You may also be looking for the song The Red Poppies on Monte Cassino.

The Red Poppies on Monte Cassino - poems and songs 1939–1945 () is the title of a collection of period works by Feliks Konarski (pseudonym: Ref-Ren). The book's title, "Czerwone Maki", is also the name of one of the most famous Polish songs to emerge from World War II.

Content 
Konarski began to write poems and songs after a two-year break. This book contains the works written after Konarski joined the Polish Second Corps in December 1941. Konarski wrote a regular basis, but rarely published his works.

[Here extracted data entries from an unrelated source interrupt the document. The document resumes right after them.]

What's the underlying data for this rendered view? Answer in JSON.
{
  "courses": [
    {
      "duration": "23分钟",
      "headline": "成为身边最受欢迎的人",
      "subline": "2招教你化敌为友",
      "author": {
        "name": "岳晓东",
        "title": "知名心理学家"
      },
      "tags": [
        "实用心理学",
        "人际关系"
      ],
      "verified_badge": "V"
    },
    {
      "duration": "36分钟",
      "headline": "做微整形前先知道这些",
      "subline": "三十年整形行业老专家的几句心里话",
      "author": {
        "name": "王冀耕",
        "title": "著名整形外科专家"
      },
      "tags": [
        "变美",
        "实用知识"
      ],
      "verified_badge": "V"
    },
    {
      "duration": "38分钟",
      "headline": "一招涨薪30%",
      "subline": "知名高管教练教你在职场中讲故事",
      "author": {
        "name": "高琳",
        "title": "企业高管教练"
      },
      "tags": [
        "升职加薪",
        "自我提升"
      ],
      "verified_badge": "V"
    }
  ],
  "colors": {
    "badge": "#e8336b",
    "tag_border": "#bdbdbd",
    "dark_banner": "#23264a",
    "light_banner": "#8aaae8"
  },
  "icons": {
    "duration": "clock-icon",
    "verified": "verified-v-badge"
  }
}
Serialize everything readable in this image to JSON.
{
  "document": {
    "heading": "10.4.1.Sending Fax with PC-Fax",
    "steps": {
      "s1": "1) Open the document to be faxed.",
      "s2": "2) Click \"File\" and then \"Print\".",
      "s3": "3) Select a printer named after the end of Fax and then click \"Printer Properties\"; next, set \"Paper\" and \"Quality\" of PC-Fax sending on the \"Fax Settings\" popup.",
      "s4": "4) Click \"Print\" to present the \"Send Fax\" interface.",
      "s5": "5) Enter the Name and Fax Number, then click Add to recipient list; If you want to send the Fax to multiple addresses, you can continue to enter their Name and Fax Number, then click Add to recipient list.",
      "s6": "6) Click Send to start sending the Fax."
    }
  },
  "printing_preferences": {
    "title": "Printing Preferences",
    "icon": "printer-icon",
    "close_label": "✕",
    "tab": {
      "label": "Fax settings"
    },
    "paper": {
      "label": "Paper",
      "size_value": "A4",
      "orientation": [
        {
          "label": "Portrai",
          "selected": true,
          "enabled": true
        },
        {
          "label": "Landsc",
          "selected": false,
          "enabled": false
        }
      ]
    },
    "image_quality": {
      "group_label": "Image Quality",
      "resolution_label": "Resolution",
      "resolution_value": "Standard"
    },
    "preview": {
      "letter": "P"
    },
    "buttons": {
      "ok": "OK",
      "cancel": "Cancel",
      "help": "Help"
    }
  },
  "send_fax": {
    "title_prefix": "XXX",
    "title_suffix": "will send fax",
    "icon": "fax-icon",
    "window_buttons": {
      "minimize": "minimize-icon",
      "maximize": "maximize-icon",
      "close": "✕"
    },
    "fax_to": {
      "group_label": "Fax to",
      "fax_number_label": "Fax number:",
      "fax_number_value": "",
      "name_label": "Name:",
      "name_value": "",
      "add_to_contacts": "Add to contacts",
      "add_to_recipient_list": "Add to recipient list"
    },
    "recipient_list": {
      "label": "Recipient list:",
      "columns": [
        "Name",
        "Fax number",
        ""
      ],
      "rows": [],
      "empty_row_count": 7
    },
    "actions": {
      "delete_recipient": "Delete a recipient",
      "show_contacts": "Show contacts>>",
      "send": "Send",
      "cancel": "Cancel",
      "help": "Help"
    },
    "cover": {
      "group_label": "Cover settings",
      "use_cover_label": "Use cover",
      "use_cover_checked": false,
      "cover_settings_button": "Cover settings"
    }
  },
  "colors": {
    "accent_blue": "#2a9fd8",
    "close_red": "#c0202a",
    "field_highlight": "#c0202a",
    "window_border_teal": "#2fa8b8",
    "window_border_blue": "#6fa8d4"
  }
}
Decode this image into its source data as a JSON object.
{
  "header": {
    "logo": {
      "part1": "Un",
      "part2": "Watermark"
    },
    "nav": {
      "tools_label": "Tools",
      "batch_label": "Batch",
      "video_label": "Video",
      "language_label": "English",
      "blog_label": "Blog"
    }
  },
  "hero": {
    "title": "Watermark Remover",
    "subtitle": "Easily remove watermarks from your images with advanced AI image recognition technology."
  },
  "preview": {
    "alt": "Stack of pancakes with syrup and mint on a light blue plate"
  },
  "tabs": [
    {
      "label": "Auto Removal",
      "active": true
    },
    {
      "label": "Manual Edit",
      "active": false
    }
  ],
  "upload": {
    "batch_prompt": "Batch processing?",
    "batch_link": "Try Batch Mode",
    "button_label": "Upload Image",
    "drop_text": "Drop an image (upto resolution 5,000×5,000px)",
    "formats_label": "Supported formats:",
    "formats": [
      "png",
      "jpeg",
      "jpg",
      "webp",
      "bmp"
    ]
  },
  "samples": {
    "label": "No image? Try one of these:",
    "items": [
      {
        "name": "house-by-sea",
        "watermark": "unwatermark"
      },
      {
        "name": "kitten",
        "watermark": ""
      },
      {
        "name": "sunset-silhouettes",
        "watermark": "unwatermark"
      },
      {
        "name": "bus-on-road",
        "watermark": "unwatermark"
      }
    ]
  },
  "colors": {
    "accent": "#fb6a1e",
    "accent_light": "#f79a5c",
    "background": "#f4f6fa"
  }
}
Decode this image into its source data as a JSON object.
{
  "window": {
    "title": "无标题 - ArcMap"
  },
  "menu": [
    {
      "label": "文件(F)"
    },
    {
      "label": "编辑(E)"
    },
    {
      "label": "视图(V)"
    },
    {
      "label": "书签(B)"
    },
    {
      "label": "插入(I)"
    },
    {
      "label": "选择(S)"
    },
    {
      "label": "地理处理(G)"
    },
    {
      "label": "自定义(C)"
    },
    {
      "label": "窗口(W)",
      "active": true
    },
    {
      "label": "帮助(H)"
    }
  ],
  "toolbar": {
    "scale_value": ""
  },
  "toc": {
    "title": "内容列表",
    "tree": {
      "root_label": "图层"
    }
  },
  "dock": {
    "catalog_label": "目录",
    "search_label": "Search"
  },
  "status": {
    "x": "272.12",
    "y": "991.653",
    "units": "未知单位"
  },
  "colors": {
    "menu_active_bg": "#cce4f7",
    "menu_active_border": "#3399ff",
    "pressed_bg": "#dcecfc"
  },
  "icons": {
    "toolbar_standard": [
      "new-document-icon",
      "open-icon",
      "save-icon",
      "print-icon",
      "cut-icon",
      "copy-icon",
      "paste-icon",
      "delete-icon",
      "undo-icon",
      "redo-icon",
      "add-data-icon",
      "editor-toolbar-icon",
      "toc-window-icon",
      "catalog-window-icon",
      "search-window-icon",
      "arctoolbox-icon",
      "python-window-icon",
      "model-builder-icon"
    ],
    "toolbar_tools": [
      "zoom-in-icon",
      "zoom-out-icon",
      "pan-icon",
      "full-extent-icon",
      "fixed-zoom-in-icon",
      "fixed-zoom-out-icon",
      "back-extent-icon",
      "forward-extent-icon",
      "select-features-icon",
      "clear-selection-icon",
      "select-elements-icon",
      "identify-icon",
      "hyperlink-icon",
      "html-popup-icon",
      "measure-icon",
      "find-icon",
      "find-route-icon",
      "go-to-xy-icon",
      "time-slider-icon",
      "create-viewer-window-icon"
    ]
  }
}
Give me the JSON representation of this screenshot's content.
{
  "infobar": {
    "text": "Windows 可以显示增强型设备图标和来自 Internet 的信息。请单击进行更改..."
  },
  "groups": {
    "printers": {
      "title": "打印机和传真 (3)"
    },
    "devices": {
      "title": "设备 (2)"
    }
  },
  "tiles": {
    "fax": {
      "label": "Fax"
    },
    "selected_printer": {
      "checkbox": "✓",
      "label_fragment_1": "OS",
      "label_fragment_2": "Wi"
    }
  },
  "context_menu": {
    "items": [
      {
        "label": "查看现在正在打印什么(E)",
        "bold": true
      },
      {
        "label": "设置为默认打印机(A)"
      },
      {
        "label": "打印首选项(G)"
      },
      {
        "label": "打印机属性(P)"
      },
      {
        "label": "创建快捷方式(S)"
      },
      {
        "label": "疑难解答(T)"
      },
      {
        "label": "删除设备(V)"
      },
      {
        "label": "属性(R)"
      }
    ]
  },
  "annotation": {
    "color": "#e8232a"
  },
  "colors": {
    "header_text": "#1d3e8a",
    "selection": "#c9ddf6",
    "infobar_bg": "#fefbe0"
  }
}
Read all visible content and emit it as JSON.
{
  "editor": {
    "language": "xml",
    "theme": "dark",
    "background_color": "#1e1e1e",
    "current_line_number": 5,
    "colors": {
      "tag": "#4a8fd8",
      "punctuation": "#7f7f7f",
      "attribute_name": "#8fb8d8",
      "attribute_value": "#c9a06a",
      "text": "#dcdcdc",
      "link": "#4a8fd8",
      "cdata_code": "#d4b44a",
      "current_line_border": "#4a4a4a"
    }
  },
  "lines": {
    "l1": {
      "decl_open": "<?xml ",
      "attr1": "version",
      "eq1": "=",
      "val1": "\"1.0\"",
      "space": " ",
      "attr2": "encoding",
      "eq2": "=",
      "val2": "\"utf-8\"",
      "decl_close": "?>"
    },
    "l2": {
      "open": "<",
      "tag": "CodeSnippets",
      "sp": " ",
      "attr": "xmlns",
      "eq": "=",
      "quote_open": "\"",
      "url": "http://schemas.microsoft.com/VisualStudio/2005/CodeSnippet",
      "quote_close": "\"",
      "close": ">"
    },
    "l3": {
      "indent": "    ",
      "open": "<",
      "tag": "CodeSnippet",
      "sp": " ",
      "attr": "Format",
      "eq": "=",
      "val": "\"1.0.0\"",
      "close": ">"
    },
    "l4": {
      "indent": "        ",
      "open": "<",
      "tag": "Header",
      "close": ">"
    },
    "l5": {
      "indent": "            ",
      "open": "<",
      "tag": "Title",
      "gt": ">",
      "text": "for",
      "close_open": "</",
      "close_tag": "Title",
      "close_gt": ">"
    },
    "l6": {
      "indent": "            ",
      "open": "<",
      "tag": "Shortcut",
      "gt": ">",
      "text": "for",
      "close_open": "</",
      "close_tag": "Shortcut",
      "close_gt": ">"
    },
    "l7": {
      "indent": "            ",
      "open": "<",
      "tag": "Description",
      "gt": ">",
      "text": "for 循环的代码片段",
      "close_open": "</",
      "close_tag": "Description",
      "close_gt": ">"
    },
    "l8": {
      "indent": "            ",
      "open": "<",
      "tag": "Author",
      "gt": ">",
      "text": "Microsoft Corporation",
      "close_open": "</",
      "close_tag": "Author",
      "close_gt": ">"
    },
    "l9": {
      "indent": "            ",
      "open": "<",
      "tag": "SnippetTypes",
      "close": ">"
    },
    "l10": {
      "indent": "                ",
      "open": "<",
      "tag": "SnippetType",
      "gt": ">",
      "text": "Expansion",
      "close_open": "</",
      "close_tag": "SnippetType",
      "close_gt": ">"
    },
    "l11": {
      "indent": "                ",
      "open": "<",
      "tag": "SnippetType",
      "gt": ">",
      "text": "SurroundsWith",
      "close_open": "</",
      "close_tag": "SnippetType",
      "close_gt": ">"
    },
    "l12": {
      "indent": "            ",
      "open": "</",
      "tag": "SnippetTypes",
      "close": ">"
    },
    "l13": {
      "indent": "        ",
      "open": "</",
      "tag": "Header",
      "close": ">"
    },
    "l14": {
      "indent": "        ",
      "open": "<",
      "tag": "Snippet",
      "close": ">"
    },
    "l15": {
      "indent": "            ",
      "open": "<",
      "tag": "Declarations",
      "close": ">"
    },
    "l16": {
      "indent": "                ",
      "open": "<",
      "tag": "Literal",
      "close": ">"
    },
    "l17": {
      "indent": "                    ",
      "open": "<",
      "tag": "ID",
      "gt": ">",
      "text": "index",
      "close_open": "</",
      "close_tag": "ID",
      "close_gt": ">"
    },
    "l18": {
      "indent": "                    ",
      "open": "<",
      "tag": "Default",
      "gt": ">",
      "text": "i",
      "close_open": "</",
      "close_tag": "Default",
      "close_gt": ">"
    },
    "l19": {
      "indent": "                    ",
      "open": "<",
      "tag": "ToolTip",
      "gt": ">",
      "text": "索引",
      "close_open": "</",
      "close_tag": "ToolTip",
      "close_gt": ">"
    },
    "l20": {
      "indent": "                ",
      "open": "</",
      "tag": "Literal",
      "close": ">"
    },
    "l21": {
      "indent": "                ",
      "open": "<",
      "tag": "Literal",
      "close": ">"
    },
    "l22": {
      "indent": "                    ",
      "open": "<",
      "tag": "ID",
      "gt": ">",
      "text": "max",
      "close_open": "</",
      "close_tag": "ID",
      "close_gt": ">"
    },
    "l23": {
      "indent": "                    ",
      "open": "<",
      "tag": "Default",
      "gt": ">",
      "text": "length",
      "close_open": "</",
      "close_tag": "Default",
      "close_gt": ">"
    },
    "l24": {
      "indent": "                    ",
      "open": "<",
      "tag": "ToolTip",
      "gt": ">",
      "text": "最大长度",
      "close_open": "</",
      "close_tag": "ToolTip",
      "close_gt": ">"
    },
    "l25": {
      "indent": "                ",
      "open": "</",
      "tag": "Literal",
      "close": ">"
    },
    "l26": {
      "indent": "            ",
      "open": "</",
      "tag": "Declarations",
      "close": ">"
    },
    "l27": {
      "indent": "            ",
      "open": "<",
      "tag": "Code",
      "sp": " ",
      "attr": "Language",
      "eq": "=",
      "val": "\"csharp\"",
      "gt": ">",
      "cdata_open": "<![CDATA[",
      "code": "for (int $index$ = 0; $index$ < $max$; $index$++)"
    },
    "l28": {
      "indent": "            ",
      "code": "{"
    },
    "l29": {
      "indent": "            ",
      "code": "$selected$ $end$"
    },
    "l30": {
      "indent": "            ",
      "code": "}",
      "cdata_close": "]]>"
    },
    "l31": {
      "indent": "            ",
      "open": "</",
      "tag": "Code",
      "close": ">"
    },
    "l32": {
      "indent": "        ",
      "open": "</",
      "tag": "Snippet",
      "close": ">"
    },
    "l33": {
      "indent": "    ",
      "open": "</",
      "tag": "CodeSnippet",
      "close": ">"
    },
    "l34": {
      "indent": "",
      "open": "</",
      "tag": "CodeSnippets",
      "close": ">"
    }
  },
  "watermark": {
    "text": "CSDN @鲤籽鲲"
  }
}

The Polish Second Corps, led by General Władysław Anders, stormed the strategic Abbey on Monte Cassino. On the eve of this decisive battle, Konarski wrote the book's title work, "The Red Poppies on Monte Cassino". It has combative, and emotional words. The song became an unofficial national anthem during the communist occupation of Poland, and it was banned in that country during the 1950s.

Konarski's works in this book are arranged as a chronicle of the tragic fate and the combat roles taken by the Polish Second Corps.

The book's cover shows the image of the Black Madonna of Częstochowa, a holy icon of the Virgin Mary, that is both Poland's holiest relic and one of the country's national symbols, looking over the remaining ruins of the famous Abbey of Monte Cassino after the battle.